Der „Kirschgarten“ ohne Kirschen

Berlin (dpa) - Tschechows „Kirschgarten“ steht an deutschen Bühnen oft auf dem Spielplan. In den Berliner Sophiensälen sorgt eine Inszenierung mit Top-Besetzung für ein volles Haus.

Mauern stürzen mit großem Getöse ein, ein Beutel Heringe platscht auf die Bühne, eine Nackte huscht über die Bühne. In der Inszenierung von „Der Kirschgarten“, die am Freitagabend ihre Premiere in den Berliner Sophiensälen feierte, gibt es einige typische Momente zeitgenössischen Theaters. Vor allem aber gute Schauspieler.

Das Regieduo Thorsten Lensing und Jan Hein bringt nach „Onkel Wanja“ (2008) wieder ein Stück von Anton Tschechow mit einer Top-Besetzung auf die Bühne. Mit dabei: Devid Striesow, Peter Kurth, Joachim Król und Lars Rudolph.

Als die Zuschauer in den Saal kommen, baut das Ensemble eine Mauer auf und verlegt donnernd Planken auf dem Boden. Ein Kirschgarten ist nicht zu sehen, vom russischen Gutshaus nur große Ziegelsteine und karge Büromöbel.

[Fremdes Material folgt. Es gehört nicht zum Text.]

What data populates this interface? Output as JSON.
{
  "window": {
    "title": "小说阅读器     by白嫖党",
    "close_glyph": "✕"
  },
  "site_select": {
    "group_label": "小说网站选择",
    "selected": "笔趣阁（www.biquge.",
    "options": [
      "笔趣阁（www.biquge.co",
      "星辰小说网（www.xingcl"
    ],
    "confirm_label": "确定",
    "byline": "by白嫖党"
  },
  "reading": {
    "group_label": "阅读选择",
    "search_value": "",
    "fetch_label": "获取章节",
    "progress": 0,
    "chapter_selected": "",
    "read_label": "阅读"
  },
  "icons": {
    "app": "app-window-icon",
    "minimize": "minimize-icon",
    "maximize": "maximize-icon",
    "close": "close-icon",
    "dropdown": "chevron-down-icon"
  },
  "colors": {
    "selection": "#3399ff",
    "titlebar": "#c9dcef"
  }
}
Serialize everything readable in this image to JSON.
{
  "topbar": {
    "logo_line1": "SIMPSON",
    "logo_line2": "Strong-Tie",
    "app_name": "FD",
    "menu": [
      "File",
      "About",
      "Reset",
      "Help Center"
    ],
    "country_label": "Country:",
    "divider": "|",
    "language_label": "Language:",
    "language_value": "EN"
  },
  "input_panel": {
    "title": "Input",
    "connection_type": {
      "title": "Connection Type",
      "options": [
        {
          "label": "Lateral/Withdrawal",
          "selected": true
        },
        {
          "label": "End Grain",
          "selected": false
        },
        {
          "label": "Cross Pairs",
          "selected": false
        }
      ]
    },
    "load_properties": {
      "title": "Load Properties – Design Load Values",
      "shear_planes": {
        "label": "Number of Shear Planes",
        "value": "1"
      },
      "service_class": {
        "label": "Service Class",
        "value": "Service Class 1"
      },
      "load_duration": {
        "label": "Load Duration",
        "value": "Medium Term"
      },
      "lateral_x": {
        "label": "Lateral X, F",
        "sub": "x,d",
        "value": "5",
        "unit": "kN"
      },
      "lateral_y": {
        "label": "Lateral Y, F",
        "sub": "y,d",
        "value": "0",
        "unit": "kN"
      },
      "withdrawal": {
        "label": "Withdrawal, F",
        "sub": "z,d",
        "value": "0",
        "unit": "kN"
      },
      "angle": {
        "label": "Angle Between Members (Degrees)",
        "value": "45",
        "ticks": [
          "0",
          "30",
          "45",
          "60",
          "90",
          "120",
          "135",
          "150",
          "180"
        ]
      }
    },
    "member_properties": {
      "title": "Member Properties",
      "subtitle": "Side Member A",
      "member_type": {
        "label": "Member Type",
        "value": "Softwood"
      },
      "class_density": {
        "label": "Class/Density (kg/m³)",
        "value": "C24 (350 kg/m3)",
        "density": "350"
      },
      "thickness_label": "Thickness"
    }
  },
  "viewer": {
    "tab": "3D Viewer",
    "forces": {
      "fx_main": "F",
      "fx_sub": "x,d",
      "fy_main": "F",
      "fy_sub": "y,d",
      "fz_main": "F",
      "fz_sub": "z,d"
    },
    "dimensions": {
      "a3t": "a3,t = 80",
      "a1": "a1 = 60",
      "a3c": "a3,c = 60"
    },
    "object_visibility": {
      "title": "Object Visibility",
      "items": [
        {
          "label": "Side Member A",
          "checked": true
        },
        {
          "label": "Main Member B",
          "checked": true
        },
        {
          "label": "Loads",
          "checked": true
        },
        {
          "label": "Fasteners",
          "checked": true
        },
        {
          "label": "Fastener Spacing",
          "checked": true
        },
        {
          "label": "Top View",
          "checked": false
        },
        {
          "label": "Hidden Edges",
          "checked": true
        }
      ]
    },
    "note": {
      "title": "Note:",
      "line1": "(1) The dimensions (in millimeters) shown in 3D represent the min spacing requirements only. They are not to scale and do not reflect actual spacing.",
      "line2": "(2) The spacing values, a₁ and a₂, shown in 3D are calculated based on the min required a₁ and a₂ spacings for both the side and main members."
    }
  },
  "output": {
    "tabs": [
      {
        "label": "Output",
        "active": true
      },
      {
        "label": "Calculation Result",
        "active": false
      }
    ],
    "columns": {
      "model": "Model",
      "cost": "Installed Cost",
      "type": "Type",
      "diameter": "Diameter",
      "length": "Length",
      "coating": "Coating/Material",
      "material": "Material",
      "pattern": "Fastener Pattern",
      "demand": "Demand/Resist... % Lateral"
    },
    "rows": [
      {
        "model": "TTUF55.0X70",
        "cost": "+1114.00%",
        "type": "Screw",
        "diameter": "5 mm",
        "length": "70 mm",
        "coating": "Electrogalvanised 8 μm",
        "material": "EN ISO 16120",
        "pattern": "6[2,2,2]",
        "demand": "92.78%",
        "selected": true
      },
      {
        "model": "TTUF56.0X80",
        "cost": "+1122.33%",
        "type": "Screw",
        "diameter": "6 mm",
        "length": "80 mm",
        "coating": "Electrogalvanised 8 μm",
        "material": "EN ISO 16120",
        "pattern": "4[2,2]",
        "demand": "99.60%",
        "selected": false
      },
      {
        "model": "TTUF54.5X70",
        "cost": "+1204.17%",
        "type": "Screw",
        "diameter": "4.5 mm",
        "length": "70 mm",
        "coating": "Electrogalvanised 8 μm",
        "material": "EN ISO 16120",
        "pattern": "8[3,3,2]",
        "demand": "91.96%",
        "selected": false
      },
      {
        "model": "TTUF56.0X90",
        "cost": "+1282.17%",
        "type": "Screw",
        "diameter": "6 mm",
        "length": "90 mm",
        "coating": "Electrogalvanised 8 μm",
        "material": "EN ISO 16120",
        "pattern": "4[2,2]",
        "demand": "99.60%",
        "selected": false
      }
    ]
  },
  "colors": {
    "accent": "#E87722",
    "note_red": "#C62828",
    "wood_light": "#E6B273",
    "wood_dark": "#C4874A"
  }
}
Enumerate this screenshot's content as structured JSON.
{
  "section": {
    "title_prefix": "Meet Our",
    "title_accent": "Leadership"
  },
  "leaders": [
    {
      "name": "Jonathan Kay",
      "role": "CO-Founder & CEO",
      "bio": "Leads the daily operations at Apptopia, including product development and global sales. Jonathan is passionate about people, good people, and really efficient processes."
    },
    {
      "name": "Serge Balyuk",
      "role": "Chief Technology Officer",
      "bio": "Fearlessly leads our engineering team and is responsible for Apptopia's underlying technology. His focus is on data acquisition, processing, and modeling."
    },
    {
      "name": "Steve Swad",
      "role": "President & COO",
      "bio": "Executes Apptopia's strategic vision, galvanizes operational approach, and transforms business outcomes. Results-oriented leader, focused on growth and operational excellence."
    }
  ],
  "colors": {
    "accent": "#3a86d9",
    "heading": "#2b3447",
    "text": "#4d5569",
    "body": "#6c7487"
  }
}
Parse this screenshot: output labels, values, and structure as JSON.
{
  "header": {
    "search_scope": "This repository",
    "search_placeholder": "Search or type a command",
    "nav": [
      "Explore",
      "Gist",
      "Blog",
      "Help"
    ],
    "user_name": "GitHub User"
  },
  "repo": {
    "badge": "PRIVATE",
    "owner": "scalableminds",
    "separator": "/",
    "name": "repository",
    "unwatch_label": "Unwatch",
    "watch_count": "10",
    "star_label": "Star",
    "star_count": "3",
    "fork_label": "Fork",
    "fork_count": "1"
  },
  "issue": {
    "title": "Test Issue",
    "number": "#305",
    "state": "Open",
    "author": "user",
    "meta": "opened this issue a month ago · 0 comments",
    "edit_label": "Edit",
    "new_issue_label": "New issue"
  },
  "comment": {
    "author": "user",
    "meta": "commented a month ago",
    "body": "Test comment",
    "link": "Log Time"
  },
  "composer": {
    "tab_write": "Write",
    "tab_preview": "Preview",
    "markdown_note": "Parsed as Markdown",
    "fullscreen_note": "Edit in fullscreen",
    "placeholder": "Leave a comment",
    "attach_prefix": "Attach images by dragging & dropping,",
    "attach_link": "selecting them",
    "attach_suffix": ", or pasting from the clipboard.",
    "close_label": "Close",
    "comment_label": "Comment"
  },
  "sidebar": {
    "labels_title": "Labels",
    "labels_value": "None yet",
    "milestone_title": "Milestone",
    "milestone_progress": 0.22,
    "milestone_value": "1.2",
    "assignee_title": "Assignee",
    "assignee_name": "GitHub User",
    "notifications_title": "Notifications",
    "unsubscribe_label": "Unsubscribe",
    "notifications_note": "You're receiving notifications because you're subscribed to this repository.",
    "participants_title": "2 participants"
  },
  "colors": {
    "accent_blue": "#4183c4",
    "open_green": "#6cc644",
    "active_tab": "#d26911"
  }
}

Der einfahrende Zug wird mit einem quietschenden Schrubber dargestellt, das Publikum kichert.

Die Schauspieler dürfen ihre Rollen in der modern, aber nicht zu überdreht erzählten Tragikomödie aus dem Jahr 1904 richtig auskitzeln. So wie die Schweizerin Ursina Lardi („Das weiße Band“) als heimkehrende Gutsbesitzerin Ljuba, ein Vamp im roten Minikleid. Oder Striesow als windiger Kaufmann Lopachin, der das hochverschuldete Gut mit dem Kirschgarten schließlich kauft. Auch der geschwätzige Onkel (Peter Kurth) und das derangierte Dienstmädchen (Maria Hofstätter aus „Hundstage“) wachsen dem Zuschauer ans Herz.

Nach der Pause zieht sich die über drei Stunden lange Inszenierung etwas. Am Ende ist das Publikum angetan und trampelt mit den Füßen. Für die Sophiensäle, eines der wichtigsten Off-Theater Berlins, ist es ein schöner Start nach der Sanierungspause. Patina und bröckelnder Putz sind geblieben - eine passende Kulisse für Tschechows Stück über den Abschied von alten Zeiten.